Tess: And then they're, like, 'Oh, thank you,' and they're kind of proud of you, because you know so much.
Here’s a surefire trick to get teenagers talking: Ask them about their parents’ attempts to navigate social media.
“No matter how many times I tell my mom you cannot zoom in on Instagram, she will still do it,” says Mack.
“Last month, I had to show my dad how to find a website on Google,” says Jake.
“My mom’s phone started playing music in a meeting,” Tess says, “and she couldn’t figure out where the app was to turn it off. So she had to leave the meeting, go into her office – and call me.”
For this generation, knowledge is no longer hierarchical, and information doesn’t travel one way. It comes from multiple sources – their peers, their parents and teachers, their favourite YouTube channels, bloggers – and when news breaks, the mainstream media, more often than not. The Vanier Centre’s Nora Spinks predicts that this early pattern of being both learners and teachers will make them valued employees. (For this story, they patiently explained slang or memes or social-media behaviour, with barely a hint of adolescent condescension.)
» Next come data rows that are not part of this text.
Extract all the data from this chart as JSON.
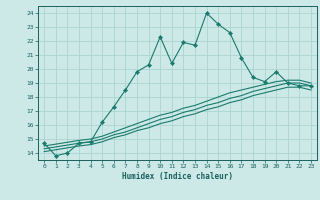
{
  "xlabel": "Humidex (Indice chaleur)",
  "bg_color": "#cce9e7",
  "grid_color": "#aad4d0",
  "line_color": "#1a7a6e",
  "xlim": [
    -0.5,
    23.5
  ],
  "ylim": [
    13.5,
    24.5
  ],
  "yticks": [
    14,
    15,
    16,
    17,
    18,
    19,
    20,
    21,
    22,
    23,
    24
  ],
  "xticks": [
    0,
    1,
    2,
    3,
    4,
    5,
    6,
    7,
    8,
    9,
    10,
    11,
    12,
    13,
    14,
    15,
    16,
    17,
    18,
    19,
    20,
    21,
    22,
    23
  ],
  "main_line_x": [
    0,
    1,
    2,
    3,
    4,
    5,
    6,
    7,
    8,
    9,
    10,
    11,
    12,
    13,
    14,
    15,
    16,
    17,
    18,
    19,
    20,
    21,
    22,
    23
  ],
  "main_line_y": [
    14.7,
    13.8,
    14.0,
    14.7,
    14.8,
    16.2,
    17.3,
    18.5,
    19.8,
    20.3,
    22.3,
    20.4,
    21.9,
    21.7,
    24.0,
    23.2,
    22.6,
    20.8,
    19.4,
    19.1,
    19.8,
    19.0,
    18.8,
    18.8
  ],
  "line2_x": [
    0,
    3,
    4,
    5,
    6,
    7,
    8,
    9,
    10,
    11,
    12,
    13,
    14,
    15,
    16,
    17,
    18,
    19,
    20,
    21,
    22,
    23
  ],
  "line2_y": [
    14.5,
    14.9,
    15.0,
    15.2,
    15.5,
    15.8,
    16.1,
    16.4,
    16.7,
    16.9,
    17.2,
    17.4,
    17.7,
    18.0,
    18.3,
    18.5,
    18.7,
    18.9,
    19.1,
    19.2,
    19.2,
    19.0
  ],
  "line3_x": [
    0,
    3,
    4,
    5,
    6,
    7,
    8,
    9,
    10,
    11,
    12,
    13,
    14,
    15,
    16,
    17,
    18,
    19,
    20,
    21,
    22,
    23
  ],
  "line3_y": [
    14.3,
    14.7,
    14.8,
    15.0,
    15.3,
    15.5,
    15.8,
    16.1,
    16.4,
    16.6,
    16.9,
    17.1,
    17.4,
    17.6,
    17.9,
    18.1,
    18.4,
    18.6,
    18.8,
    19.0,
    19.0,
    18.8
  ],
  "line4_x": [
    0,
    3,
    4,
    5,
    6,
    7,
    8,
    9,
    10,
    11,
    12,
    13,
    14,
    15,
    16,
    17,
    18,
    19,
    20,
    21,
    22,
    23
  ],
  "line4_y": [
    14.1,
    14.5,
    14.6,
    14.8,
    15.1,
    15.3,
    15.6,
    15.8,
    16.1,
    16.3,
    16.6,
    16.8,
    17.1,
    17.3,
    17.6,
    17.8,
    18.1,
    18.3,
    18.5,
    18.7,
    18.7,
    18.5
  ]
}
As Mack observes, his generation has developed the art of giving directions. “You’re learning how to communicate,” he says, to avoid being asked over and over again.
But if anything, they feel these teaching moments bring them closer to their parents. “It creates a different bond,” Tess says. “You are on a level playing field.”
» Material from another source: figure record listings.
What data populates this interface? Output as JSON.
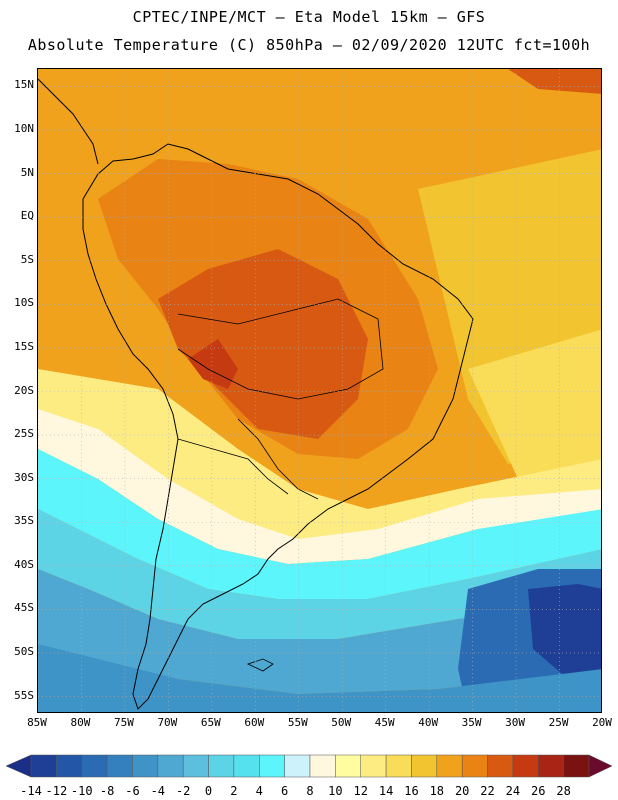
{
  "header": {
    "line1": "CPTEC/INPE/MCT –  Eta Model 15km – GFS",
    "line2": "Absolute Temperature (C) 850hPa – 02/09/2020 12UTC fct=100h"
  },
  "map": {
    "region": "South America",
    "lon_range": [
      -85,
      -20
    ],
    "lat_range": [
      -57,
      17
    ],
    "lat_ticks": [
      "15N",
      "10N",
      "5N",
      "EQ",
      "5S",
      "10S",
      "15S",
      "20S",
      "25S",
      "30S",
      "35S",
      "40S",
      "45S",
      "50S",
      "55S"
    ],
    "lon_ticks": [
      "85W",
      "80W",
      "75W",
      "70W",
      "65W",
      "60W",
      "55W",
      "50W",
      "45W",
      "40W",
      "35W",
      "30W",
      "25W",
      "20W"
    ],
    "gridlines": true,
    "ocean_color": "#f0a21c"
  },
  "colorbar": {
    "labels": [
      "-14",
      "-12",
      "-10",
      "-8",
      "-6",
      "-4",
      "-2",
      "0",
      "2",
      "4",
      "6",
      "8",
      "10",
      "12",
      "14",
      "16",
      "18",
      "20",
      "22",
      "24",
      "26",
      "28"
    ],
    "colors": [
      "#1f3f96",
      "#2356a6",
      "#2a6bb4",
      "#3480bf",
      "#3f94c7",
      "#4ea8d2",
      "#5bbfdd",
      "#5dd3e6",
      "#55e2ee",
      "#5cf5fb",
      "#cdf2fb",
      "#fff8df",
      "#fffda0",
      "#fdec82",
      "#f9dc58",
      "#f2c42f",
      "#f0a21c",
      "#e88314",
      "#d85a12",
      "#c53a10",
      "#a82414",
      "#7a1212"
    ],
    "under_color": "#1b2f86",
    "over_color": "#6a0a2c"
  }
}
“My dad knows nothing about technology when I try to show him,” says Jake. “But then, when it comes to working on a car, he knows way more than I do. You show them what you know, they show you what they know.”
Still, quips Chelsea, “It’s much easier to teach kids things than adults. So they have the easy job.”
What the world needs now?
At some point, nearly every generation gets told they’re going to save the world (even mine, whom some eventually tagged the boomer cleanup crew). But, let’s suppose the early indicators hold, that Gen Z leans on the sensible side, trends toward financial frugality while possessing an open-minded approach to diversity and a serious disposition. They may not be rebels. But says Ms. Spinks, “maybe pragmatism is what the world needs now.”
There will soon be five generations in the work force – one with the clear technological advantage, setting the digital path for everyone else to follow. In the all-encompassing culture of the Internet, “We are going to look more like them,” predicts Jason Dorsey, “than they will look like us.”
“I wouldn’t call us saviours of the world just yet,” cautions Noah Hollis, offering a voice of reason on behalf of his peers. “We need a bit more time.”
Still, fingers crossed.
Erin Anderssen is a senior feature writer with The Globe and Mail.